Well, as I understand it, RR usually penalizes wrt a baseline—it doesn’t penalize absolute loss in reachability. If the agent can reach states s1 - s1000 if it follows the baseline policy, that means it’ll penalize losing access to (states similar to) those states. That doesn’t mean RR will make the agent maximize its options. In fact, if the baseline doesn’t involve power-seeking, some variants of RR will penalize the agent for maximizing its available options / power.
I think RR may have interesting interactions with the reachability preservation tendencies exposed by my power-seeking theorems.
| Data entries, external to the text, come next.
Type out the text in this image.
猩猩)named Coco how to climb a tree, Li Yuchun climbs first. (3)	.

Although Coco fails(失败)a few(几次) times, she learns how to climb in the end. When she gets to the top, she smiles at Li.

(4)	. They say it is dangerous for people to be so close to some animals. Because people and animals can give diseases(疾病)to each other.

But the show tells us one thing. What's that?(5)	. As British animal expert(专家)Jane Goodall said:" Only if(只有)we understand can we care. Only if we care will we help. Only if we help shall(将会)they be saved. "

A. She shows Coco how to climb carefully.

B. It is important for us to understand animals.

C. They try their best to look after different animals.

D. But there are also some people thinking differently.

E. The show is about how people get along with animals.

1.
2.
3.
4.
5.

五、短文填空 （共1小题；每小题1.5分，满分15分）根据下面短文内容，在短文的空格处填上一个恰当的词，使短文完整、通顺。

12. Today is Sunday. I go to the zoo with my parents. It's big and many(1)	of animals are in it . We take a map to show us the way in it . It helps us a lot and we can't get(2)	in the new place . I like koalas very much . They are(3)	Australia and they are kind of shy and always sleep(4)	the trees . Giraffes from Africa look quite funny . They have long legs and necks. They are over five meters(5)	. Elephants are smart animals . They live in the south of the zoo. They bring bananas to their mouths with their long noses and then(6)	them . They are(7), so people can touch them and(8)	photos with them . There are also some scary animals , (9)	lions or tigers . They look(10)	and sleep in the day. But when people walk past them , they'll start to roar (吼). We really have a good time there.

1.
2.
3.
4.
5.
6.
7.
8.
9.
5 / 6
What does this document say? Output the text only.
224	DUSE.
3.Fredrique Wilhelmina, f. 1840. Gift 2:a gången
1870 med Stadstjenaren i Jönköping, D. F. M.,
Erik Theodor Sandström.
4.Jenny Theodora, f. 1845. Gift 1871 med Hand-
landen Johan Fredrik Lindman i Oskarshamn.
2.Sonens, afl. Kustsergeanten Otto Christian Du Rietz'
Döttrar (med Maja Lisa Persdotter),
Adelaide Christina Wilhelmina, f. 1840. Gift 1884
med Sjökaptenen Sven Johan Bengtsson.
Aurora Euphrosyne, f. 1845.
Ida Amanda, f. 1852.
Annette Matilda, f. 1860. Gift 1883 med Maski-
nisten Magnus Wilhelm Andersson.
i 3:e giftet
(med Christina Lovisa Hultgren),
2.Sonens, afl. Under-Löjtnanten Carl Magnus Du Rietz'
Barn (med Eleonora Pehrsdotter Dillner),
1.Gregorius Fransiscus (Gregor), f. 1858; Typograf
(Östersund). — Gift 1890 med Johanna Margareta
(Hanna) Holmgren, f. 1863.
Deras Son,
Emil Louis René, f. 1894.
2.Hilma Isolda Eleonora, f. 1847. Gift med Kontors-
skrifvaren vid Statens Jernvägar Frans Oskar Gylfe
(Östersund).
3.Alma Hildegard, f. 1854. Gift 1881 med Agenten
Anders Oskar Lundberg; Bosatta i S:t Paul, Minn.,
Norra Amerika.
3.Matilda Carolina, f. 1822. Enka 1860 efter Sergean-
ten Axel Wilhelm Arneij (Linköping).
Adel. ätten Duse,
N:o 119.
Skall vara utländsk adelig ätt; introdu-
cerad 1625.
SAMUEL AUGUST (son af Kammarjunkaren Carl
However, controlling for other design choices, I don’t think the results suggest that RR incentivizes power-seeking. I don’t currently think the power-seeking theorems suggest that either RR or AUP is particularly bad wrt power-seeking behavior.
Well, as I understand it, RR usually penalizes wrt a baseline—it doesn’t penalize absolute loss in reachability. If the agent can reach states s1 - s1000 if it follows the baseline policy, that means it’ll penalize losing access to (states similar to) those states. That doesn’t mean RR will make the agent maximize its options. In fact, if the baseline doesn’t involve power-seeking, some variants of RR will penalize the agent for maximizing its available options / power.
I think RR may have interesting interactions with the reachability preservation tendencies exposed by my power-seeking theorems. However, controlling for other design choices, I don’t think the results suggest that RR incentivizes power-seeking. I don’t currently think the power-seeking theorems suggest that either RR or AUP is particularly bad wrt power-seeking behavior.
Thanks for the answer, that makes sense.